Pat Mathews is a professor of modern art history at Oberlin, and teaches courses covering a variety of cultures and nationalities. She has written for several art publications and her recent book, Passionate Discontent: Creativity and Gender in French Symbolist Art, has been nominated for the College Art Association prize for best art history book of the year. Editor in chief Nick Stillman spoke with Mathews about her teaching style, feminism and the discipline of art history.

Nick Stillman: Do you think Oberlin’s art history department is understaffed and that each professor is expected to cover too broad a range of material?

Pat Mathews: I think the art history program is very appreciated by the College — it’s very highly enrolled. I don’t think we’re understaffed in Western art, but art outside of the West. Arts are so global now. I think anyone in the department would agree with that.

NS: What’s your stance on professors teaching about a culture or race to which they don’t belong? Can it be done without seeming patronizing?
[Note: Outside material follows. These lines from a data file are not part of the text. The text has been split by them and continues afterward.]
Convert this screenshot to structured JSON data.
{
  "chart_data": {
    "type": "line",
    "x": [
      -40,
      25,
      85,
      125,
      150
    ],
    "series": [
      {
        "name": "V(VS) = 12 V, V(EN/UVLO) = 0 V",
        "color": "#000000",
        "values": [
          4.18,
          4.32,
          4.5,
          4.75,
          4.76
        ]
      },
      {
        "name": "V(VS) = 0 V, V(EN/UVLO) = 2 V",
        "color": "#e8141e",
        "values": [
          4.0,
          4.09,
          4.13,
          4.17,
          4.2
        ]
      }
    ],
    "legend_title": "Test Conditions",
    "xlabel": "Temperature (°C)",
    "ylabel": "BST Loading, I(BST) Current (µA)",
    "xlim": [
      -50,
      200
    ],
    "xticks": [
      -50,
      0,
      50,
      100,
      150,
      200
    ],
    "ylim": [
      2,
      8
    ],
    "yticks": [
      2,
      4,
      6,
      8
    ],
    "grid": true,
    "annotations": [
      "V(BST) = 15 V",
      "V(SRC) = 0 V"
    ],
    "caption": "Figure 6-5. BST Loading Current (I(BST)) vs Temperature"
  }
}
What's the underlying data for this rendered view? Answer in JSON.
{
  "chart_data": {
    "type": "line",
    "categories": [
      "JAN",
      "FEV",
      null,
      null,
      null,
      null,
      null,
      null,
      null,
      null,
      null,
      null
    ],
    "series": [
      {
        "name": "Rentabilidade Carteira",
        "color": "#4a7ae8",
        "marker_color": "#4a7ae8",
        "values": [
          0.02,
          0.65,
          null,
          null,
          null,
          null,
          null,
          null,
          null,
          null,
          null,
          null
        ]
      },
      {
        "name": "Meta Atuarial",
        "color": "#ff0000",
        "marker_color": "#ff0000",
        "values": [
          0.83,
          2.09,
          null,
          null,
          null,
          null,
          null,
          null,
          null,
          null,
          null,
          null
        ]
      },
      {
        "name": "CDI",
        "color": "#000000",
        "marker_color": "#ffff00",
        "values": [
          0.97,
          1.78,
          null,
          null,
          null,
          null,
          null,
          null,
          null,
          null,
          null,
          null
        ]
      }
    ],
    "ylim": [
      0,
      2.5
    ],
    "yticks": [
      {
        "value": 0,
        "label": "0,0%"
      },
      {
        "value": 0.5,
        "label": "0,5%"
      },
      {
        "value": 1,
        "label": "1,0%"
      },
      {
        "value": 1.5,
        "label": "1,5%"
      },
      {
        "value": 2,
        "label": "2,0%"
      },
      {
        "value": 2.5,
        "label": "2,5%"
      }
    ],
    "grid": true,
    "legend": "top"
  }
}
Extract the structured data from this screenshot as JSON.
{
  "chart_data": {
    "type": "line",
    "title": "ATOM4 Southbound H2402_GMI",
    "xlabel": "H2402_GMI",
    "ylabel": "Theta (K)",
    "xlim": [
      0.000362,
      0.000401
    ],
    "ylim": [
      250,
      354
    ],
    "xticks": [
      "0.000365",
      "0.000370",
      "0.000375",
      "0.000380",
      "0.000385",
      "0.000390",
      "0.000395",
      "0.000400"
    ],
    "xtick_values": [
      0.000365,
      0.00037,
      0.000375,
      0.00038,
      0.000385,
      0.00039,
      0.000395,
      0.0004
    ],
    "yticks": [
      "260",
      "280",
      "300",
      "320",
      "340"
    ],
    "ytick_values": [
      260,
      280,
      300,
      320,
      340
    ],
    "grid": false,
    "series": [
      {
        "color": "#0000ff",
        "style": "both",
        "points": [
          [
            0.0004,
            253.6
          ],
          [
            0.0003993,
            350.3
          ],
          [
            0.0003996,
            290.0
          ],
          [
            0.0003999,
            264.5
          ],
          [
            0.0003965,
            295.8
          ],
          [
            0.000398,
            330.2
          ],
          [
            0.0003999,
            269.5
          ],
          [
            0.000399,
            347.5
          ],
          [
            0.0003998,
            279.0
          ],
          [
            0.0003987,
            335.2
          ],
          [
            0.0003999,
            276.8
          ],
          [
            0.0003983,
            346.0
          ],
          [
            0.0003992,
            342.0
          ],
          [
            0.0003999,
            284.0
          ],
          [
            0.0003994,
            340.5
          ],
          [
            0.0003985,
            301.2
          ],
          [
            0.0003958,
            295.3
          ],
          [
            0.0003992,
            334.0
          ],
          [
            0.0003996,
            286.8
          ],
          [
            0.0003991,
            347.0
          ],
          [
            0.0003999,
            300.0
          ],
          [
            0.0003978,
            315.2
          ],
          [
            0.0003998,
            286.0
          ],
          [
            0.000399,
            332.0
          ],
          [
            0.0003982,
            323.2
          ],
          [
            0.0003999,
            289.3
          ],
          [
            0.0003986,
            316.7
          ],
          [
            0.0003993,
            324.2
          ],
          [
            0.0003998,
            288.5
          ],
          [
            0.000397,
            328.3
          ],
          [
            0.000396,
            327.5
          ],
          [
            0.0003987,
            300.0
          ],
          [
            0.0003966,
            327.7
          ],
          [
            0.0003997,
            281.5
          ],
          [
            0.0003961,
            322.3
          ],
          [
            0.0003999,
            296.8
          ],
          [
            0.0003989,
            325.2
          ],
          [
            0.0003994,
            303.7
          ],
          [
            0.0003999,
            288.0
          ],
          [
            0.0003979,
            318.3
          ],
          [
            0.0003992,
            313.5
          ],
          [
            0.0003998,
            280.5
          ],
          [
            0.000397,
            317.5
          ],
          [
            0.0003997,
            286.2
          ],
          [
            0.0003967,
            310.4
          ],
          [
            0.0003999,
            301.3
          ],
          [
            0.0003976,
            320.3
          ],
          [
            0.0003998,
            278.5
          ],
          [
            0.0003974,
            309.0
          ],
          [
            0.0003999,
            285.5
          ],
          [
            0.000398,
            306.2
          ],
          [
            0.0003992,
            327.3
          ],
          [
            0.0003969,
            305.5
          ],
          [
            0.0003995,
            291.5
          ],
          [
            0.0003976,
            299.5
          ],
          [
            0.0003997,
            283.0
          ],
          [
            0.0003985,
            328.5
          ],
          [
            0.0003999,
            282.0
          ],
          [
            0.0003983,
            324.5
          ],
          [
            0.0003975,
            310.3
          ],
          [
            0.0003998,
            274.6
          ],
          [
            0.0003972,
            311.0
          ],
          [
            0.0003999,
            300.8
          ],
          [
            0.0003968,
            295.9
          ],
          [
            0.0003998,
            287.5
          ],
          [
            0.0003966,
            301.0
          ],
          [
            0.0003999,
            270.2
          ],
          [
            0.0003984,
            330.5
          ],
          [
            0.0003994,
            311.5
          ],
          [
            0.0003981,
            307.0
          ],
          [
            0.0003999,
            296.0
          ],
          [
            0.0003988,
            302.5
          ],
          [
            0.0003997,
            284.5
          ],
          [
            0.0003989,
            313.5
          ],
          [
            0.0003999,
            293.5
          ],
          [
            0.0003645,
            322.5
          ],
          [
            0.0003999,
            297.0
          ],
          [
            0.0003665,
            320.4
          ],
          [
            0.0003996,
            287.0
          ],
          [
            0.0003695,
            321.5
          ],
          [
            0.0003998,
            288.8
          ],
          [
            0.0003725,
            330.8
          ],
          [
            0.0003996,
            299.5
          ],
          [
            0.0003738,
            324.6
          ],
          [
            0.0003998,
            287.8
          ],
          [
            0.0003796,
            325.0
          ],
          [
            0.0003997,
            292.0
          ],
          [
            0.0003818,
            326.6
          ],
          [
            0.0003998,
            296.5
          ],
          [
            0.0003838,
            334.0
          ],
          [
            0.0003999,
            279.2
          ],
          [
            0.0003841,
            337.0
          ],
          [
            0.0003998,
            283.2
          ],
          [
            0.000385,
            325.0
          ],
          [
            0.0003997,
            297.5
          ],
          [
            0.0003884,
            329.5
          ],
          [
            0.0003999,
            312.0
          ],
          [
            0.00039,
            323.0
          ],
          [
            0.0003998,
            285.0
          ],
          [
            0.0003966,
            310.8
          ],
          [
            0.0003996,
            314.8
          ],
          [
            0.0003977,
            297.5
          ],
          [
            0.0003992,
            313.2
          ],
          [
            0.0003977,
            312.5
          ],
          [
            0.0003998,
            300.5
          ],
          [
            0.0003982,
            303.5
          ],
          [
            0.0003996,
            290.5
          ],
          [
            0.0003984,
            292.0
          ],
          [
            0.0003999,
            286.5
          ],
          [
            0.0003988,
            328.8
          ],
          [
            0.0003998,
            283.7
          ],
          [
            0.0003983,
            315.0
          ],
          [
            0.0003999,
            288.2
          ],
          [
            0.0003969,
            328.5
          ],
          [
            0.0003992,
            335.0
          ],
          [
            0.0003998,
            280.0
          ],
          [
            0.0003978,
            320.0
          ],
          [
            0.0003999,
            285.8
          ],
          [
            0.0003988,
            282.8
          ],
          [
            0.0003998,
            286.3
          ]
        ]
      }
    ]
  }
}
PM: As long as I don’t pretend to be an expert on the experience, it’s my responsibility to talk about it. I feel like it’s my responsibility to teach African-American art since I’m the modernist. The only thing is not to claim you’re the authority.

NS: In the course catalog description for your “Art in the World” class you wrote you’re trying to focus on areas where the artists’ work relates to their contemporary culture. How do you choose which cultures to cover?

PM: I’m teaching the course on two cultures I know nothing about — Chinese and African. To go outside what I know I’ve always felt wouldn’t be doing a good job for the students, but I’m doing it. We need it so badly. I looked at these two cultures and their contemporary art I could grasp by reading histories. I’m reading everything I can get my hands on. I chose these cultures because I feel there’s really good written material. I originally chose Mexico but three is too many to teach.

NS: Give me a brief synopsis of how you teach your intro-level course.

PM: I have a goal. I want students to come out not knowing a condensed chronology but to think about and look critically at art so they can go to any museum and feel comfortable looking at art — not just a visual vocabulary but an intellectual one as well.

NS: What do you think is more effective about teaching the course that way as opposed to a more traditional chronological approach?

PM: I think a traditional chronological survey is totally unfair to art. It’s the “masterpiece and genius” theory. You could end up not really understanding the value of art. There’s also the issue of the great masters always being white, male and middle-class.

NS: Would you say art historical notions of a rigid canon and the perception of the artist as a genius are changing?

PM: I think they’re definitely on their way out. What’s happened is that art history has expanded its vocabulary to every other discipline. I think art history is one of the prime disciplines right now. Visual culture is one of the most exciting areas of study now and who speaks about images most richly? Of course it’s art historians, because they study images.

NS: Among the academic art historical community, has feminism come to be respected as an entrenched and valid methodology?

PM: Absolutely. However, the word “feminist” in itself is so tainted at the moment that I wouldn’t say that term — let’s say “gender studies.” Gender studies are really significant to art history. There’s a lot dealing with transexuality, bisexuality, gays and lesbians and femininity. The boundaries of gender have expanded.

NS: Do you more enjoy working with students and classes or doing your own personal research and writing?

PM: Both. I know that sounds like a cop-out but it’s not. I love Oberlin students. They’re the best thing the school has going for it. I would stay here for the students no matter what it’s like because they’re the prize. I love my scholarship, too. I love detective work and I love writing. What I don’t like is bureaucracy — the politics that go with that sort of thing. I wish that would go away. Then I’d really be happy.